St. Theresa of Jesus is widely credited for having said, "More tears are shed over answered prayers than unanswered prayers," a biblical wisdom that resurfaced in actor Philip Seymour Hoffman's marvelous portrayal of Truman Capote in the film Capote, which chronicles his narcissistic relationship with convicted killer Perry Smith. Despite outwardly befriending Smith, Capote is said to have secretly yearned for his April 1965 execution so he could write the final chapter of In Cold Blood, his 1966 best seller.
I suspect some environmentalists now regret their wishes come true, just as a guilt-ridden Capote did following Smith's hanging, which he witnessed. Make no mistake: eastern Oregon's timber industry is now on death watch. And as its execution draws near, the public's options for rescuing the Blue Mountains from their own death chamber also die, because minus the myriad product markets that techno- logically advanced loggers and sawmillers provide, desperately needed thinning is not feasible-and publicly reviled wildfire is inevitable.

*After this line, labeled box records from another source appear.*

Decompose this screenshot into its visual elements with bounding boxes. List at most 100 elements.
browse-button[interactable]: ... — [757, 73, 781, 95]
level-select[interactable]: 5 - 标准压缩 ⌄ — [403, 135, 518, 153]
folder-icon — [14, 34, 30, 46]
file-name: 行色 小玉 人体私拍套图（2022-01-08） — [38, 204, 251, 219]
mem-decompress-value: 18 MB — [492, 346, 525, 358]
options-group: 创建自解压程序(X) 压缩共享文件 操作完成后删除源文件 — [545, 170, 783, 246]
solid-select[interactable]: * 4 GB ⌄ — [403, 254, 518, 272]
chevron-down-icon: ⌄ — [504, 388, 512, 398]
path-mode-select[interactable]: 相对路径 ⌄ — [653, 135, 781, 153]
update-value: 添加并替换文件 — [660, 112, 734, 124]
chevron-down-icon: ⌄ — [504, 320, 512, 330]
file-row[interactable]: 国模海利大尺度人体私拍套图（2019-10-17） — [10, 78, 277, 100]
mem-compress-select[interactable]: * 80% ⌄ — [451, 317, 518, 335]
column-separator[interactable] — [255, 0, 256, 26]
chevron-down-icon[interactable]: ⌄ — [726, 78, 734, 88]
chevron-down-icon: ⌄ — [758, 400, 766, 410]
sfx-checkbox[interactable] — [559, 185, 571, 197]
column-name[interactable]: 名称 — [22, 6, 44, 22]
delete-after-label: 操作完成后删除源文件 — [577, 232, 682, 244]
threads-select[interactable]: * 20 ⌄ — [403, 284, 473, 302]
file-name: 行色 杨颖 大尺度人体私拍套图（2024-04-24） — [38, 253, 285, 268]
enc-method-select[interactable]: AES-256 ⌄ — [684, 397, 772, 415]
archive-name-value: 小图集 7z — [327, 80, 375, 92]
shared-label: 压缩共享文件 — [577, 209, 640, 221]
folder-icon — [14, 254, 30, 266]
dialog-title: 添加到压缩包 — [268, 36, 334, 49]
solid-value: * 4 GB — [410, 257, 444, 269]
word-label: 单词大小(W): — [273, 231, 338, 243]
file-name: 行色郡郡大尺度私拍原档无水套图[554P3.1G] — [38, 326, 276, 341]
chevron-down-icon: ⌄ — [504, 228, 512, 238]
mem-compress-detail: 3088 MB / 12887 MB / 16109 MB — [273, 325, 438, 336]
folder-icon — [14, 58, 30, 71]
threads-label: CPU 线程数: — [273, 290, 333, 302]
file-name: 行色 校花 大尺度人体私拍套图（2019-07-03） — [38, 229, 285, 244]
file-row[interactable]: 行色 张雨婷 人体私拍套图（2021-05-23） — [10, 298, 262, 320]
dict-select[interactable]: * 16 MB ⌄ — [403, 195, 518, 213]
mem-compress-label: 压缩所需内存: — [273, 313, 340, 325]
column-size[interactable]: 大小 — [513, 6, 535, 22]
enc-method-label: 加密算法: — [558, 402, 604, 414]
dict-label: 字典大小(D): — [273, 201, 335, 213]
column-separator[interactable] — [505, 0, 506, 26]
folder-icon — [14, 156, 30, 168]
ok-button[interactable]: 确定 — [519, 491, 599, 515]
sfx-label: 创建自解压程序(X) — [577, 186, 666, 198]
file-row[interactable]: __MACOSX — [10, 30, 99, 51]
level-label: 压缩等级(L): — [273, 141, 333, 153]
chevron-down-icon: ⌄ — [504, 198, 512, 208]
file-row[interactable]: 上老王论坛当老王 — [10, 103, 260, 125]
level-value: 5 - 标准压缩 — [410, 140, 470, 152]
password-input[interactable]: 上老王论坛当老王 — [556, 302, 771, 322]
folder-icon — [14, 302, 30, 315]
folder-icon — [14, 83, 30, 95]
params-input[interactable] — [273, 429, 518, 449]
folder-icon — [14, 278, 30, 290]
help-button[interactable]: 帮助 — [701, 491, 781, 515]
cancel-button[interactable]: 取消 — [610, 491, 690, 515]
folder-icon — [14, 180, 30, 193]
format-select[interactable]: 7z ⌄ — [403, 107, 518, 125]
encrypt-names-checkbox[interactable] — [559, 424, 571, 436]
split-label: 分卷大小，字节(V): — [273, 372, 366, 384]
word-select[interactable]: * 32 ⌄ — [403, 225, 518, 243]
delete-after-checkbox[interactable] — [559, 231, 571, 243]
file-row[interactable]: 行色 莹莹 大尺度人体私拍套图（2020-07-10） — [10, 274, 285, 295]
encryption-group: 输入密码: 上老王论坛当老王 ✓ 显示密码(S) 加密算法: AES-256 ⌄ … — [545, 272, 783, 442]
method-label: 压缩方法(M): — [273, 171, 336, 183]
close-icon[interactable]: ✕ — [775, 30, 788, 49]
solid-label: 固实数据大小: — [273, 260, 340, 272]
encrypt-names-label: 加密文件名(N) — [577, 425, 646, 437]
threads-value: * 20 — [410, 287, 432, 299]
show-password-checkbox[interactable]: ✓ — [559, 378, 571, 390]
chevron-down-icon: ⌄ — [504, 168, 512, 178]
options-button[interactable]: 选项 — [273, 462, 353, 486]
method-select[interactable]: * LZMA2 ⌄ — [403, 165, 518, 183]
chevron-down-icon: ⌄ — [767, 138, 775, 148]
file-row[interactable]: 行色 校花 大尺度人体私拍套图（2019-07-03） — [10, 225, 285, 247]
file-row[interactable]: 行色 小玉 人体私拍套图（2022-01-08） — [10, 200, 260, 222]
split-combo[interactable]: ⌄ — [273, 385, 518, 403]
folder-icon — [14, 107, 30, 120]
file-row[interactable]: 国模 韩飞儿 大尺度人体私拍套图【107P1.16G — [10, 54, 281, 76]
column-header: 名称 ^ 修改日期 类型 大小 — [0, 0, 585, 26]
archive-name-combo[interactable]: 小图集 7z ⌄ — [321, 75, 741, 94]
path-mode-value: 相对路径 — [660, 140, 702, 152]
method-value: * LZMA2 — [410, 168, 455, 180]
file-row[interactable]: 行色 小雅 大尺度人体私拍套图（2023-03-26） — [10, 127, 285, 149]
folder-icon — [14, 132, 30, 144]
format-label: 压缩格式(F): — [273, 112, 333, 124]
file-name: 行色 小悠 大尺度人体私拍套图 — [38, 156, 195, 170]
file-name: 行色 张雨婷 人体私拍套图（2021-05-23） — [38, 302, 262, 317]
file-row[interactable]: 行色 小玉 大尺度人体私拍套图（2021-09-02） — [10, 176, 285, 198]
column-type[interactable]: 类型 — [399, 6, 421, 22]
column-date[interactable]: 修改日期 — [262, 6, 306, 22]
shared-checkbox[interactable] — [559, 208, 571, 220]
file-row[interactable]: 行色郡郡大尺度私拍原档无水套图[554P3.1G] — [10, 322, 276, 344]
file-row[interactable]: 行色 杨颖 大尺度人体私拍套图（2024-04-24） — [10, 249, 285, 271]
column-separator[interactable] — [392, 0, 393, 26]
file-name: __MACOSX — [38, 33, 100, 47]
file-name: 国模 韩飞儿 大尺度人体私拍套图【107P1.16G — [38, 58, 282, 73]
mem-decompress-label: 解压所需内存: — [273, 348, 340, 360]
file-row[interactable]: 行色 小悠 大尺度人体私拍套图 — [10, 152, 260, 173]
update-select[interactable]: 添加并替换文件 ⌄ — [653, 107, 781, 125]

To see what will happen next in eastern Oregon, look at what is already happening in northern Arizona and New Mexico. Federal forests in both states have been devastated by catastrophic wildfire in recent years. But because there is no wood processing infrastructure left in the Southwest, neither state possesses the structural nor financial means to mediate their forest health problems. And until the Congress decides to stop paying environmental groups to sue the socks off the Forest Service and the Bureau of Land Management, there is zero chance that new infrastructure investments will be made in the region, despite quite valiant Forest Service efforts to recruit wood processing businesses.
Many environmentalists know this, and are worrying aloud on their own websites about the loss of credibility they are suffering as urban support for thinning in at risk forests tops 80% nationally. While we applaud their more conciliatory voices, environmentalists have no way of controlling their own radical fringes. The same holds true of the Forest Service's seeming inability to motivate some of its troops: to wit, the refusal to harvest trees more than 21 inches in diameter in eastern Oregon for ecological purposes, despite written authorization from Regional Forester,
Linda Goodman.
Essayist Dave Skinner says it all in his last sentence. "Time's up folks: choose now and choose wisely, or your grandkids will regret it for a long time to come."